Build from source
rqlite can be compiled for a wide variety of operating systems and platforms.
Building rqlite requires Go 1.21 or later. gvm is a great tool for installing and managing your versions of Go.
One goal of rqlite is to keep the build process as simple as possible, to aid development and debugging. Download, build, and run rqlite like so (tested on 64-bit Ubuntu 20.04, macOS, and Windows):
mkdir rqlite # Or any directory of your choice.
mkdir -p src/github.com/rqlite
git clone https://github.com/rqlite/rqlite.git
go install ./...
This starts a rqlite server listening on localhost, port 4001. This single node automatically becomes the Leader.
To rebuild and run, perhaps after making some changes to the source, do something like the following:
go install ./...
Note that the above commands build a version of
rqlited that dynamically links libc. When officially released,
rqlited for certain CPU architectures will statically link all code, including libc. The SQLite source code is always part of rqlite however, and you never need any SQLite library (often named
libsqlite3) on your host machine.
The process outlined above will work for Linux, OSX, and Windows. For Raspberry Pi, check out this GitHub issue.
Protobuf code generation
This step is not necessary unless you are making changes to protobuf definitions.
Ensure you have the required tools installed, and that
GOPATH is set.
go install google.golang.org/protobuf/cmd/protoc-gen-go
go generate ./...
Speeding up the build process
It can be rather slow to rebuild rqlite, due to the repeated compilation of the SQLite source code.
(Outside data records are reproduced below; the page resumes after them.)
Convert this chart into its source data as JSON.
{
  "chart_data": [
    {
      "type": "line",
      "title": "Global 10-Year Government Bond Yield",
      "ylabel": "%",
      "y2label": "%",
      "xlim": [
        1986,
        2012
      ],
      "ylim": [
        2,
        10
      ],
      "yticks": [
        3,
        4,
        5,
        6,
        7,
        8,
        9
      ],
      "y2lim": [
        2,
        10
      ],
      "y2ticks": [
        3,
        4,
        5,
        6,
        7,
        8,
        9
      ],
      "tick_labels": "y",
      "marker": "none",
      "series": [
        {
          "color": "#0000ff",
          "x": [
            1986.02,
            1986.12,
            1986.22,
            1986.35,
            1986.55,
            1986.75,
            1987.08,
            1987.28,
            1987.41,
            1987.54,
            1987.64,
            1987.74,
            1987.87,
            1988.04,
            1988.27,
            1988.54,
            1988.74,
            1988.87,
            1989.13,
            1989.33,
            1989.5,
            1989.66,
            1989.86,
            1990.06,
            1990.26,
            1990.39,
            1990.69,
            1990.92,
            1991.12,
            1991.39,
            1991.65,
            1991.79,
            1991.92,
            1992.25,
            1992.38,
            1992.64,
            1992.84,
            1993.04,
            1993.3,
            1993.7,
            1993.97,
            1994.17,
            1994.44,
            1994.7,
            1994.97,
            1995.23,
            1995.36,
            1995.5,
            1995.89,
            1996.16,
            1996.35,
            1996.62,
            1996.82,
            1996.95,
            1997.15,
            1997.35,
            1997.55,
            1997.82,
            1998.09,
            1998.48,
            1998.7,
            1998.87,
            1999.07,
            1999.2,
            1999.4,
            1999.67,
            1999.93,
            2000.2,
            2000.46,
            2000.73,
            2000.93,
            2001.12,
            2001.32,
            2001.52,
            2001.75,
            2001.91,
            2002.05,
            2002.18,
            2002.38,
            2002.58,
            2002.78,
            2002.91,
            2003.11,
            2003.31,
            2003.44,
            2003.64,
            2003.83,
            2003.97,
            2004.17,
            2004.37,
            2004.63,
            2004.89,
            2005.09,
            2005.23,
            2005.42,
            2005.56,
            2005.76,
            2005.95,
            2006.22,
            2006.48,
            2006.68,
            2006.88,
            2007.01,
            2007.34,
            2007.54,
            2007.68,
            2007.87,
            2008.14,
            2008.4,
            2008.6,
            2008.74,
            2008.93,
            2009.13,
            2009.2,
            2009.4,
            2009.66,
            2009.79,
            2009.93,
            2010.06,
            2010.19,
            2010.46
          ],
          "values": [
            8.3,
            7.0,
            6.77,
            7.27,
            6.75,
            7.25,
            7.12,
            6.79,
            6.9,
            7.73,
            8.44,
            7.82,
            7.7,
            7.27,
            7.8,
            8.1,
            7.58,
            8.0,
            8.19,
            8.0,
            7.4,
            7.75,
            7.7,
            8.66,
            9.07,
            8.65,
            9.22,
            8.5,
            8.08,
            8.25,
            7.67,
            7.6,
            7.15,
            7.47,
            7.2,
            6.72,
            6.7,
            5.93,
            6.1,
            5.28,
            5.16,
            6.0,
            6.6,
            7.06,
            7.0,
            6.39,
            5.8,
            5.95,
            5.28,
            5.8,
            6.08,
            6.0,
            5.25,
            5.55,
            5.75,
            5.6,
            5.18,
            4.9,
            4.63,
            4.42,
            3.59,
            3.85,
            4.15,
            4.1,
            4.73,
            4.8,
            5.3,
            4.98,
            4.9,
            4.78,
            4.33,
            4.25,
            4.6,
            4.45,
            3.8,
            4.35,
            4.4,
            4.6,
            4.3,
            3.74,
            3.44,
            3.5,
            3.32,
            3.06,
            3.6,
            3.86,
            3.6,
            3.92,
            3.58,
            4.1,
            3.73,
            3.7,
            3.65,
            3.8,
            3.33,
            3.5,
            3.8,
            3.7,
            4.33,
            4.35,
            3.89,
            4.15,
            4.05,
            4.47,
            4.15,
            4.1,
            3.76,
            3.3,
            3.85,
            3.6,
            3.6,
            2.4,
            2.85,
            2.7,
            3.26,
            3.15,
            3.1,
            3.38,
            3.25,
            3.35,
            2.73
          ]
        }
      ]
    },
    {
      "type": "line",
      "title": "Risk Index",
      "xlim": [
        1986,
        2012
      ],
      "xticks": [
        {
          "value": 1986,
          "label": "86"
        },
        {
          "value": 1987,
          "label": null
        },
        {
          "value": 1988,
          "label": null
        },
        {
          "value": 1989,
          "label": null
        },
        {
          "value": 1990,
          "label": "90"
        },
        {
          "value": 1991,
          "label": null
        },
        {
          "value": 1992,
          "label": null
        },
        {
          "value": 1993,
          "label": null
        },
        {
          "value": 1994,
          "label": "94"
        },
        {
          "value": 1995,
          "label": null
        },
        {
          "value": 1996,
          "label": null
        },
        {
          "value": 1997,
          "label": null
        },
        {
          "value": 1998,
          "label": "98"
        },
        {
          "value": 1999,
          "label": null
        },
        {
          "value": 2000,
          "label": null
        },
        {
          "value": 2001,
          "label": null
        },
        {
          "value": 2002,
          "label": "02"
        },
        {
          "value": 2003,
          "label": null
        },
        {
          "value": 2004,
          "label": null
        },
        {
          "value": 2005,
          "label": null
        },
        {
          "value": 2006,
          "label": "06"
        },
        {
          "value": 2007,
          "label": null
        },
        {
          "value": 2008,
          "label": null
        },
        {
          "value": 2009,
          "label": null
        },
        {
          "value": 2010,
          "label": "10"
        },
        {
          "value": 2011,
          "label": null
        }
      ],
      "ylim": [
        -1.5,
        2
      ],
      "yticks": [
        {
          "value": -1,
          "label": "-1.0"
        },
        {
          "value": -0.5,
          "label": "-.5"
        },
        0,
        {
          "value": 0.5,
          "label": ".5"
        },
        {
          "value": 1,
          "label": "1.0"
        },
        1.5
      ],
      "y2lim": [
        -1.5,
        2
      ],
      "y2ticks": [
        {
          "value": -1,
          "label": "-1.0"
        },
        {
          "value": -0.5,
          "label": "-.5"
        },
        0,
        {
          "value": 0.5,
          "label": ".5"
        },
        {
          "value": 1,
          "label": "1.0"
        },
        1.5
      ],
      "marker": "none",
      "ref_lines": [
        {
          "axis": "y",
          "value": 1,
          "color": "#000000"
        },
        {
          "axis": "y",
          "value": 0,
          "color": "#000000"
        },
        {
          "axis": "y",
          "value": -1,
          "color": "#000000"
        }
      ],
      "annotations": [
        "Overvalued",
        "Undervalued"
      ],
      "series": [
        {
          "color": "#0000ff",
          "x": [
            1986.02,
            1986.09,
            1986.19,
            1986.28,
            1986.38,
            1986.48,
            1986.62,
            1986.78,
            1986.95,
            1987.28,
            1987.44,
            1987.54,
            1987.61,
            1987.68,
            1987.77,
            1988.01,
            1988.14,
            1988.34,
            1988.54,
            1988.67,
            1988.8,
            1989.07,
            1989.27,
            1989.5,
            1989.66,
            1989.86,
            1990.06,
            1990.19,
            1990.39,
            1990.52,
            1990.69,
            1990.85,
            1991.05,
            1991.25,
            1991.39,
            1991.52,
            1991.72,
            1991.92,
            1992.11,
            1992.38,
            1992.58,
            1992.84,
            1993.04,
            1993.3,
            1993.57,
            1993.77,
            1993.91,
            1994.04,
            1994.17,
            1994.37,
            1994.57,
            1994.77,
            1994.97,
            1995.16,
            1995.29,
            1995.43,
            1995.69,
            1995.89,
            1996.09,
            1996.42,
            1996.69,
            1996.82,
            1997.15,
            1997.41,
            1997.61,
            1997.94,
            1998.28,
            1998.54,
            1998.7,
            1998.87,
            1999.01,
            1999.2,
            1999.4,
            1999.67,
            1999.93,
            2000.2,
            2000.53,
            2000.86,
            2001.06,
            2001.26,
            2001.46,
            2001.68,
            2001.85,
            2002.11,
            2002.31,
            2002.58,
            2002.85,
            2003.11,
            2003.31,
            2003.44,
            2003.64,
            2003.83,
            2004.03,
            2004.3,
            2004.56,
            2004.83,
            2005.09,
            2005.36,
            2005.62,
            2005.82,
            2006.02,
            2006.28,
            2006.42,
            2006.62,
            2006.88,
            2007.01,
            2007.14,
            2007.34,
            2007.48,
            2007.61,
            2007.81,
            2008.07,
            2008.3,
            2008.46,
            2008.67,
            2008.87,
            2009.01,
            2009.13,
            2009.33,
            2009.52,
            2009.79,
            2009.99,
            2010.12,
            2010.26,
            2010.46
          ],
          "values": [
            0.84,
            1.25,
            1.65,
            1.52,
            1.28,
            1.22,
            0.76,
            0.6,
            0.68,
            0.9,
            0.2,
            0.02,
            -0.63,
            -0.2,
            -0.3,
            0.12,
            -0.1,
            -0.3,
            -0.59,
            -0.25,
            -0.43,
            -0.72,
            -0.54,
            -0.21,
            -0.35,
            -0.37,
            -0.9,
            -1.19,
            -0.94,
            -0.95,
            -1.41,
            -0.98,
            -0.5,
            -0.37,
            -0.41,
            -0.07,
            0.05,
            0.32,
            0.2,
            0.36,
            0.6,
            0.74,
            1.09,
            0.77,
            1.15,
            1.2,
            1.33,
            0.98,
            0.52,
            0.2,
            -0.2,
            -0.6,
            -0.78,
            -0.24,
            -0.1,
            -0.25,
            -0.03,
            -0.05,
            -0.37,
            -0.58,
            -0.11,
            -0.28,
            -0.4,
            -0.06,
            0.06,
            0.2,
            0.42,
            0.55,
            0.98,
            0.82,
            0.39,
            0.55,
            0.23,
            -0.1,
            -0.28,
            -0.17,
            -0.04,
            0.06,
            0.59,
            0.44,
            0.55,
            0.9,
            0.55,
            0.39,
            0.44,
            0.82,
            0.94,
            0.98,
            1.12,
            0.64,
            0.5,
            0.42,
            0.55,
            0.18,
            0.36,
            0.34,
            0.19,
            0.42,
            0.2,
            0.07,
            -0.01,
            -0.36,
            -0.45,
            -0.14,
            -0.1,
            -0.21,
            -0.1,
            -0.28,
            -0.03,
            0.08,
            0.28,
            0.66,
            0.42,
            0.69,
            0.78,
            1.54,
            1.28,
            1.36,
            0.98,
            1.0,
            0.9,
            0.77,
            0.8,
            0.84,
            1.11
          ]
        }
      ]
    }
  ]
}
You can compile and install the SQLite libary once, so subsequent builds are much faster. To do so, execute the following commands:
go install github.com/rqlite/go-sqlite3
Cloning a fork
If you wish to work with fork of rqlite, your own fork for example, you must still follow the directory structure above. But instead of cloning the main repo, instead clone your fork. You must fork the project if you want to contribute upstream.
Follow the steps below to work with a fork:
mkdir -p $GOPATH/src/github.com/rqlite
git clone email@example.com:<your Github username>/rqlite
Retaining the directory structure
$GOPATH/src/github.com/rqlite is necessary so that Go imports work correctly.
Be sure to run the unit test suite before opening a pull request. An example test run is shown below.
$ cd $GOPATH/src/github.com/rqlite/rqlite
$ go test ./...
? github.com/rqlite/rqlite [no test files]
ok github.com/rqlite/rqlite/auth 0.001s
? github.com/rqlite/rqlite/cmd/rqlite [no test files]
? github.com/rqlite/rqlite/cmd/rqlited [no test files]
ok github.com/rqlite/rqlite/db 0.769s
ok github.com/rqlite/rqlite/http 0.006s
ok github.com/rqlite/rqlite/store 6.117s
ok github.com/rqlite/rqlite/system_test 7.853s
Clean commit histories
If you open a pull request, please ensure the commit history is clean. Squash the commits into logical blocks, perhaps a single commit if that makes sense. What you want to avoid is commits such as “WIP” and “fix test” in the history. This is so we keep history on master clean and straightforward.
Please avoid using libaries other than those available in the standard library, unless necessary. This requirement is relaxed somewhat for software other than rqlite node software itself. To understand why this approach is taken, check out this post.